The evaluation of this system, described later, demonstrates that the changes are both appropriate and effective because they allow users to quickly scan the important information.
Future work
This work set out to model expert knowledge and use it to reason with information sources available through the Internet. In the current use case, this appears to be beyond the scope of what a typical end user wishes. However, the current use case is relatively constrained, and thus contained: it focuses on one kind of gene expression information for one model organism. Extending the use case to include different types of biological information, for example gene regulatory networks, makes the use case considerably more complex. As the intricacy of the biological investigation increases, the need for user support likewise increases. Argumentation is one possible support mechanism.

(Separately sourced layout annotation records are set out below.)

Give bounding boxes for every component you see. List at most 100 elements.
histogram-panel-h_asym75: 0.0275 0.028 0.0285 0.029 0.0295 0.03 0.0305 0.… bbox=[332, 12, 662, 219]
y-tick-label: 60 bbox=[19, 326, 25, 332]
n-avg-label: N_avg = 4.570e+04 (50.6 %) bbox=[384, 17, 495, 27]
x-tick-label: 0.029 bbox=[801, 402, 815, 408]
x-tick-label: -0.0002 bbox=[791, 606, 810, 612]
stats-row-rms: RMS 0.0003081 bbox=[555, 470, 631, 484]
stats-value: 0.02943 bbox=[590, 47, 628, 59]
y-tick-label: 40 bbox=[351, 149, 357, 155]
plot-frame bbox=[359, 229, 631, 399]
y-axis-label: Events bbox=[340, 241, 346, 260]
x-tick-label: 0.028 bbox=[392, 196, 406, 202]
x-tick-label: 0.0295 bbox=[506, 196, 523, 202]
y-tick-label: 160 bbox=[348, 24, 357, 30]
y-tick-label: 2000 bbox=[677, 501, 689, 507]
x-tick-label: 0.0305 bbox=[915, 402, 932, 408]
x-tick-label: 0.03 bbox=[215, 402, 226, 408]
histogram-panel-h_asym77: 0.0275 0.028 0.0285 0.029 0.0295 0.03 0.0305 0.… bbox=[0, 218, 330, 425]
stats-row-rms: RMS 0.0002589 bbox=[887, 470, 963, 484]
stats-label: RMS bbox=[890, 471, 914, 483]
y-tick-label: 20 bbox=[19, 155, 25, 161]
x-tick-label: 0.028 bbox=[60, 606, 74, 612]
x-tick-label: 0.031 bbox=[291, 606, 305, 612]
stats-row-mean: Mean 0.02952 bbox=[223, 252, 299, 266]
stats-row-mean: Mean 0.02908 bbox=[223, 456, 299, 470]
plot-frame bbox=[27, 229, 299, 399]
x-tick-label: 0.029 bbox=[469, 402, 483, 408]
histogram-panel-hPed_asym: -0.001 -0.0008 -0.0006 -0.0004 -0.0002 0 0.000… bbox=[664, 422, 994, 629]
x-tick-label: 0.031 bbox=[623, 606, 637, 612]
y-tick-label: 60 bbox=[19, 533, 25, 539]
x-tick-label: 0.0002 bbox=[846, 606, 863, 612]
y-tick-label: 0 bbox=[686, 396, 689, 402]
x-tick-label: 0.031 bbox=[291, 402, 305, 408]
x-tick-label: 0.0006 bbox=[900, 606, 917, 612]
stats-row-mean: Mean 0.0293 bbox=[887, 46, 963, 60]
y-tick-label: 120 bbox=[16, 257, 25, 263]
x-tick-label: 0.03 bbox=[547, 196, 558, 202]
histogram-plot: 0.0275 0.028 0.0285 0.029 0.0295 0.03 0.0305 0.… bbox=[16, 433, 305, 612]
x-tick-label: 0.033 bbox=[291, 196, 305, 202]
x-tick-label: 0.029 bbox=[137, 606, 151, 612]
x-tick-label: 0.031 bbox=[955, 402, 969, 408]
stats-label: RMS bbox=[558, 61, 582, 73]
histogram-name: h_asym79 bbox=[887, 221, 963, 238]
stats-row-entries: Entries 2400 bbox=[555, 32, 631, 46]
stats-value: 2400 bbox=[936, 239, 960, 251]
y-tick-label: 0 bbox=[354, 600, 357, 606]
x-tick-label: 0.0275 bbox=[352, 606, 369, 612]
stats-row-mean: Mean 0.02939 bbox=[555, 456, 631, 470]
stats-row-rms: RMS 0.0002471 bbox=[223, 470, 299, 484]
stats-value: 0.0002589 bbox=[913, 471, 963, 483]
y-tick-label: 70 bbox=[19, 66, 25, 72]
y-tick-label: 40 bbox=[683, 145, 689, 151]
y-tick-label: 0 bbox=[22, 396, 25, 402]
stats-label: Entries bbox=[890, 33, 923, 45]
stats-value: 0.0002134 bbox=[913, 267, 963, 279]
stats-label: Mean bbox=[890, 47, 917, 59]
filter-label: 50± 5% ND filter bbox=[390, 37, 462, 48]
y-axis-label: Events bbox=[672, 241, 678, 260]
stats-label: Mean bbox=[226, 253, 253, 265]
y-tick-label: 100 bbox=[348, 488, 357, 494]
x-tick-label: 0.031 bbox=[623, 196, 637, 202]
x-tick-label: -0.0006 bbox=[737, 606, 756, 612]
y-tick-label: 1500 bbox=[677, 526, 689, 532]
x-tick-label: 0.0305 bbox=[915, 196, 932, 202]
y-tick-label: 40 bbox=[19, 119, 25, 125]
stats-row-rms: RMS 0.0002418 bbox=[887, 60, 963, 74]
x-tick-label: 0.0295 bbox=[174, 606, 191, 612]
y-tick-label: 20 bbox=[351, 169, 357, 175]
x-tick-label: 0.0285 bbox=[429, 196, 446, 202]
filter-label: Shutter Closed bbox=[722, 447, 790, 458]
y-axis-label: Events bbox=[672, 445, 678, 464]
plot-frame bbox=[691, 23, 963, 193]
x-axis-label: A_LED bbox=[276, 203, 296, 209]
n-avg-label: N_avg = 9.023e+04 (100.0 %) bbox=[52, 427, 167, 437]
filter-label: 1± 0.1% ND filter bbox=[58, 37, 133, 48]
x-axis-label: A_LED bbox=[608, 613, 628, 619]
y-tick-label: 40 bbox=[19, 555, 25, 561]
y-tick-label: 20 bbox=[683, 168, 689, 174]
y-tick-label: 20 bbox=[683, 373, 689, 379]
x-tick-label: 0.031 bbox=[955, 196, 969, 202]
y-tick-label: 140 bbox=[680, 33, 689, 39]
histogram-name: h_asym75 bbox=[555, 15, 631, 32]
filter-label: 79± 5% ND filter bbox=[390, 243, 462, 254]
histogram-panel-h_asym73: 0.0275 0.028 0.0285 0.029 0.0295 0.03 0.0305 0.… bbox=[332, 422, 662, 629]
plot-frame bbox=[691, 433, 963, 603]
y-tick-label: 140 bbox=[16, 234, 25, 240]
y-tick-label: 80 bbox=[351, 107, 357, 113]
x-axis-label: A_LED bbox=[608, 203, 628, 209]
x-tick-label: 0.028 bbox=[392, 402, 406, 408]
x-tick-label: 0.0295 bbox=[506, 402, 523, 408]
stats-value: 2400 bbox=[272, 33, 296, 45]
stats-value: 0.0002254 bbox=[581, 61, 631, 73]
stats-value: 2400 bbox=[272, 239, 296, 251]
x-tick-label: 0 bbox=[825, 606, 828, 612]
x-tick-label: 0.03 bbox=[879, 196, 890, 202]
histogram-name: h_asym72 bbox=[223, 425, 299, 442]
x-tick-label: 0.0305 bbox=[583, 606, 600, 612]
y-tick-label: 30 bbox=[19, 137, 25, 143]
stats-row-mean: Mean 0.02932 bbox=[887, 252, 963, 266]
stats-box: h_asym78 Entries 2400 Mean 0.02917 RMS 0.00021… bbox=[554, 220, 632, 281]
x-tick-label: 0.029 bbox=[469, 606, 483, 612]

Another avenue for future work relates to CUBIST, Combing and Uniting Business Intelligence with Semantic Technologies, an EU FP7 project that aims to combine the essential features of Semantic Technologies, Business Intelligence, and Visual Analytics. Data from both unstructured and structured sources will be federated within a Business Intelligence enabled triplet store, before visual analysis techniques such as Formal Concept Analysis [38] are applied. One of the project's three use cases involves the gene expression data described in this paper. Although it is early in the life of the CUBIST project, a semantic Extract Transform Load [39] process that includes computational argumentation may be envisioned. The inclusion of argumentation may provide an intelligent transformation of data, and a user-friendly explanation of the transformation.